The building is located on the edge of the current hospital site, on the expanding Cambridge Biomedical Campus. Its design consists of two kinked laboratory blocks joined by a central atrium, in a shape reminiscent of a chromosome. The total usable area will be approximately 27,000m2 of fully air-conditioned space, on three main floors.

The building will be fully sealed and will rely on mechanical air conditioning to provide the appropriate level of fresh air and internal temperature control. Fläkt Woods is supplying 12 large EU air-handling units complete with EQRS(*2) total enthalpy wheels each delivering 18.5m3/s of air into the buildings. The airflow is balanced to allow doors to remain always open.

Fläkt Woods has worked closely with the contractors and the project designers to create a ventilation design to meet the project’s exacting requirements. This is the first major project in the UK to utilise the Company’s TE3 wheel, which includes the 3 angstrom molecular sieve technology.
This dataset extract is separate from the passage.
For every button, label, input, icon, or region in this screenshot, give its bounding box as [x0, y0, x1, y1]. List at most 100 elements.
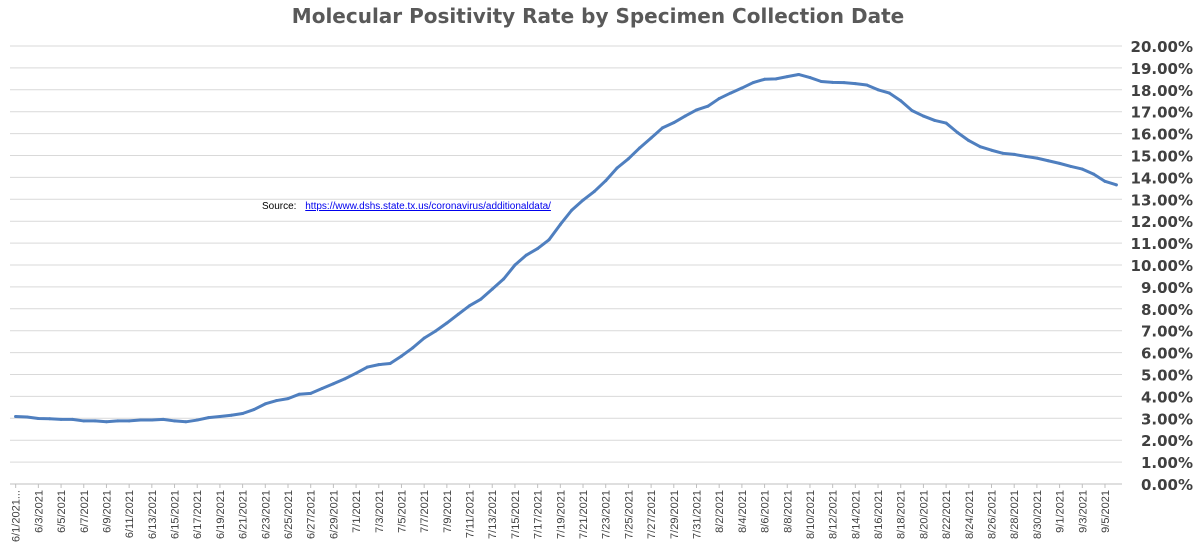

The EQRS is an extremely efficient total enthalpy thermal wheel which exchanges both sensible and latent energy between outgoing and incoming air. They are the most efficient rotors on the market today, with both sensible and latent efficiencies of up to 85%.

There are several notable features of the building’s design. All heavy plant servicing the building is housed either in a separate energy centre, or in the four stainless steel-clad towers linked to the building. This removes weight and sources of vibration from the laboratory itself, allowing a more lightweight construction.

Between the floors are full height Interstitial Service Voids, which house all the ductwork, pipes and services. An external energy centre will contain chiller plant, boiler plant, water storage, HV/LV transformers and emergency generators. The energy centre will connect to the building through two underground tunnels.

The building will be glass-clad. Heat build-up is reduced by automatic venetian blinds, between the standard double glazing and an outer glass skin. Other energy-saving features include a ground source heat pump to exchange heat with the ground, and automatic control of lights to reduce intensity when daylight is available.

The building is designed to house 440 scientists. The main laboratories are in 1,000m2 modules, each housing 40 bench workers, together with offices and local equipment rooms. Benches are double length (4m for two people), in 3.3m wide bays.

There are many windows onto the atrium, which can be crossed at four points on each level allowing easy access and appreciation of the layout of the building. Glass-fronted lifts at either end give an overview of the entire 20m high space. Within the atrium, offices and seminar rooms are positioned at the two central crossing points

Director of the MRC's LRB, Dr Hugh Pelham, commented: "It is extremely gratifying to watch the stunning designs take shape and see the potential of the new building realised before our eyes. Our scientists will make the discoveries of the 21st century in this world-class research centre."

*1 The LMB is one of the birthplaces of modern molecular biology and their aim is to understand biological processes at the molecular level, with the ultimate aim of using this knowledge to tackle specific problems in human health and disease.

*2 EQRS can also maintain equally high sensible and latent efficiencies under harsh operating conditions. It achieves this thanks to a unique transfer core in the winding of the rotor. The cells are created using an aluminium substrate that is coated with a fast acting transfer media with a 3 Angstrom molecular sieve that makes the rotor hygroscopic.

The coating on the rotor traps and then releases moisture in the same way as heat is captured and released. The transfer media has a very high affinity for water and an enormous internal area for binding water to its surface. Since the opposing air flows have different temperatures and water contents, they also have differing surface pressures and vapour contents. This difference in vapour pressure provides the driving force necessary to transfer water vapour.